Magic is as magic does. And central banks around the globe chasing some phantasmagoria labeled 2% inflation should set you searching your medicine cabinet for the diazapines. And while you're at it, think anout picking up a little gold.

Just make sure you store it some place other than the medicine cabinet.




TELL THE NEWS

If increased market volatility worried investors going into 2016, they didn't have to wait long to realize some of that fear as China set the tone on the first real trading day for many, selling off dramatically overnight when officials there stopped trading to halt the carnage.

In what's called a "circuit breaker," there's never a lack of imagination when it comes to markets, Chinese authorities tossed cold water on the selloff and it didn't take longs, to use the words of a classic rock and roll song, for Beethoven to roll over and tell Tchaikovsky the news.

In market parlance that's called correlation.

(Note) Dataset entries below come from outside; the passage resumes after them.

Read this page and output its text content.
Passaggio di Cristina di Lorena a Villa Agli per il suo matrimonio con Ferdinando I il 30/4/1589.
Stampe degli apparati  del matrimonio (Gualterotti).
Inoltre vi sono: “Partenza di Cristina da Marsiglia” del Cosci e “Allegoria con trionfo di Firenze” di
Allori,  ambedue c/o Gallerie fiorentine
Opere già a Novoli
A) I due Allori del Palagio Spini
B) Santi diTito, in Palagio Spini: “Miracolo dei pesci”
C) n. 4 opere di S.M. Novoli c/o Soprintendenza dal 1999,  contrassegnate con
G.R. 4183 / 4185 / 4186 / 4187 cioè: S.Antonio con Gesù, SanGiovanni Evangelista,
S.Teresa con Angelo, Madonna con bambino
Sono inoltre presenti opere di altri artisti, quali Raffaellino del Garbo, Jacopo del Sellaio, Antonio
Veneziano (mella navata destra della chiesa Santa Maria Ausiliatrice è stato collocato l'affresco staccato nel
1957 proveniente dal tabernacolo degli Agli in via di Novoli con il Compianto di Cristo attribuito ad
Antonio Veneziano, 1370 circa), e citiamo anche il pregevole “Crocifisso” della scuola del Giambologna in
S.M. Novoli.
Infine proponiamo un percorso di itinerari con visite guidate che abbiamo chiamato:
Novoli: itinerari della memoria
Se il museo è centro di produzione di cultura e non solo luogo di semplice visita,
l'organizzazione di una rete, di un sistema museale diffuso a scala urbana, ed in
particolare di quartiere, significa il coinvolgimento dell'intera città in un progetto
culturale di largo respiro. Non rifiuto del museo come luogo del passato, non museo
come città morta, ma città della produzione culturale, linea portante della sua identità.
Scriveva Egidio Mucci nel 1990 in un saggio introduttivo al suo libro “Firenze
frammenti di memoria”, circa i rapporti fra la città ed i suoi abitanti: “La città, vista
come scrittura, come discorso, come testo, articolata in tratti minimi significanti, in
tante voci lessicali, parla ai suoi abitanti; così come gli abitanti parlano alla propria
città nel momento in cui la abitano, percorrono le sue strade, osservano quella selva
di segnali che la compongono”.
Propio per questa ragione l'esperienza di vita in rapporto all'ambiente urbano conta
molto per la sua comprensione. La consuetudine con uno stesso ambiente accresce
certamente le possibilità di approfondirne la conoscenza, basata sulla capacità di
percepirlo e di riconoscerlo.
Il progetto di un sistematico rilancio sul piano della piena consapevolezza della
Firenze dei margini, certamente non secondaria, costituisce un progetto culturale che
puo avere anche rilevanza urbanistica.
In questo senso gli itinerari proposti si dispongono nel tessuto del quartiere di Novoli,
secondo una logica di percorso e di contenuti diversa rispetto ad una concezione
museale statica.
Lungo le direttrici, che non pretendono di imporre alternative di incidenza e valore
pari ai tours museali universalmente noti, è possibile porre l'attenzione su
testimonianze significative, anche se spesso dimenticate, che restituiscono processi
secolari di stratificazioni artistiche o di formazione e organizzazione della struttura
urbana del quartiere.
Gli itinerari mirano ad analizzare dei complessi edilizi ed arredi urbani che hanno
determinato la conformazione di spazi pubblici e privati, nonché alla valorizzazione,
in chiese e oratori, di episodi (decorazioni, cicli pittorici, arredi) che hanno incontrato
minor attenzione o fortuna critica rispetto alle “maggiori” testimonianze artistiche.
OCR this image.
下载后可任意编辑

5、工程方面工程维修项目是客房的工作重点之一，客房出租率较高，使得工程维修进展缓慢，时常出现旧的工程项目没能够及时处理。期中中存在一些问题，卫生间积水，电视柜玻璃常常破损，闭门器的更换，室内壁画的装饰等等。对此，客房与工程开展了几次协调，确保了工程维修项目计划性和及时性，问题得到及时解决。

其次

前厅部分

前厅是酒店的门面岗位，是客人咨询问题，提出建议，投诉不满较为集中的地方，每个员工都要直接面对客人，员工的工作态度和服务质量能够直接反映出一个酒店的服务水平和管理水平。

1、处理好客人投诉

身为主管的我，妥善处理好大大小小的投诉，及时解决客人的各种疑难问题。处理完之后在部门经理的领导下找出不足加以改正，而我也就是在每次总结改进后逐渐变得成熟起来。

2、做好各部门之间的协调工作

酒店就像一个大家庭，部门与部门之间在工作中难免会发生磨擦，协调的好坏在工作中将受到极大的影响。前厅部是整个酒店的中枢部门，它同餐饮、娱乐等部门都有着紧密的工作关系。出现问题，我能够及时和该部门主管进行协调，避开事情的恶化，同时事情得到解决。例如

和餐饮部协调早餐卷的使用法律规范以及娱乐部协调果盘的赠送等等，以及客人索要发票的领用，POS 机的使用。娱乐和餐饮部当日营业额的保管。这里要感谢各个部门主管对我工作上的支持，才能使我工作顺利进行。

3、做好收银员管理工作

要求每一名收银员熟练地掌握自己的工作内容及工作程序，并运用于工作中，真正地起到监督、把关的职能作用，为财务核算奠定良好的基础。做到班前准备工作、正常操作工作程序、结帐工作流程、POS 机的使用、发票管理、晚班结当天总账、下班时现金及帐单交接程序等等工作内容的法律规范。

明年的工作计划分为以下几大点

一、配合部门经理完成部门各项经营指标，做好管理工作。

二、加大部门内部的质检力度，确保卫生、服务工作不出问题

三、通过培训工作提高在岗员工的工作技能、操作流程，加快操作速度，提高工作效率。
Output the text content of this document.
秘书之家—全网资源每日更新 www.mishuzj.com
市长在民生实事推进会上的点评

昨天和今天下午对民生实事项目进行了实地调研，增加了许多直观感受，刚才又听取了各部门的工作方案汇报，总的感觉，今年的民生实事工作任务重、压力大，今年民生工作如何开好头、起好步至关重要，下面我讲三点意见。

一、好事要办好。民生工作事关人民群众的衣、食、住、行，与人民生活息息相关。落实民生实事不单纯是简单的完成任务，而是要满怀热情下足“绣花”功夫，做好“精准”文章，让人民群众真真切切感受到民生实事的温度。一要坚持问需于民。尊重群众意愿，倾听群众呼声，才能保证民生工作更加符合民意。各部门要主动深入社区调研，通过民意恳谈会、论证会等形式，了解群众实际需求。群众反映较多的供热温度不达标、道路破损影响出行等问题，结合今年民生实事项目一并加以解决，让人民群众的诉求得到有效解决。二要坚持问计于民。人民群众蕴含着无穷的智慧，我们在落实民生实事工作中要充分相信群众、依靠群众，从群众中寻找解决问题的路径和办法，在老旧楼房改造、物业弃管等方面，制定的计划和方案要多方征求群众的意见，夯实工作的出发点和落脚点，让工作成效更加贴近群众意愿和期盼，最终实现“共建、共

Here's an account from marketwatch.com/story/us-stocks-set-for-tumble-at-open-as-china-fears-return-2016-01-04

The Dow Jones Industrial Average plunged about 400 points in early trade Monday as a 7% drop in Chinese stocks stoked a global selloff in stocks.
The Dow DJIA, -2.22%  plunged nearly 411 points to 17,015, led by a drop in DuPont Inc. DD, -3.83%  and American Express Co. AXP, -3.13%
The S&P 500 SPX, -2.12%  fell about 45 points to 1,998, led by a decline in technology stocks, financials and industrials. Only the S&P 500’s energy sector showed a modest gain as Middle Eastern tensions helped lift crude-oil prices.
The S&P 500-tracking “SPY” ETF opened down nearly 2%. According to Bespoke Investment Group analysts, since the SPY SPY, -2.03%  began trading in 1994, the ETF has only opened lower on the first trading day of the year twice in 22 years, and it has never opened lower by more than 1%.
Meanwhile, the Nasdaq Composite COMP, -2.75%  cratered by 138 points at 4,869 as tech stocks took the brunt of Monday’s tumble.
China slump: The sharp losses followed an almost 7% slide in China’s Shanghai Composite Index SHCOMP, -6.86%  on the back of a weak manufacturing reading. The slide activated a new circuit-breaker system for Chinese stocks,halting trading on the mainland for the rest of the day. European stocks also slumped.
“The rout in China is placing pressure on markets more globally, although it remains to be seen how long the hit to market sentiment will persist,” said economists at Investec in a note.
Last summer, a severe selloff in China’s stock market sparked a global market rout, which was seen as one of the reasons the U.S. Federal Reserve kept rates on hold at its September meeting.
Chinese officials announced plans for the circuit breaker system in December, as a measure to prevent the wild swings that accelerated this summer’s stock-market crash. But analysts and investors say the circuit breaker could trigger more selling, as the freeze spooks investors and losses snowball, setting off the halt all over again.

There's an old metaphysical notion: be careful what you're fearful about.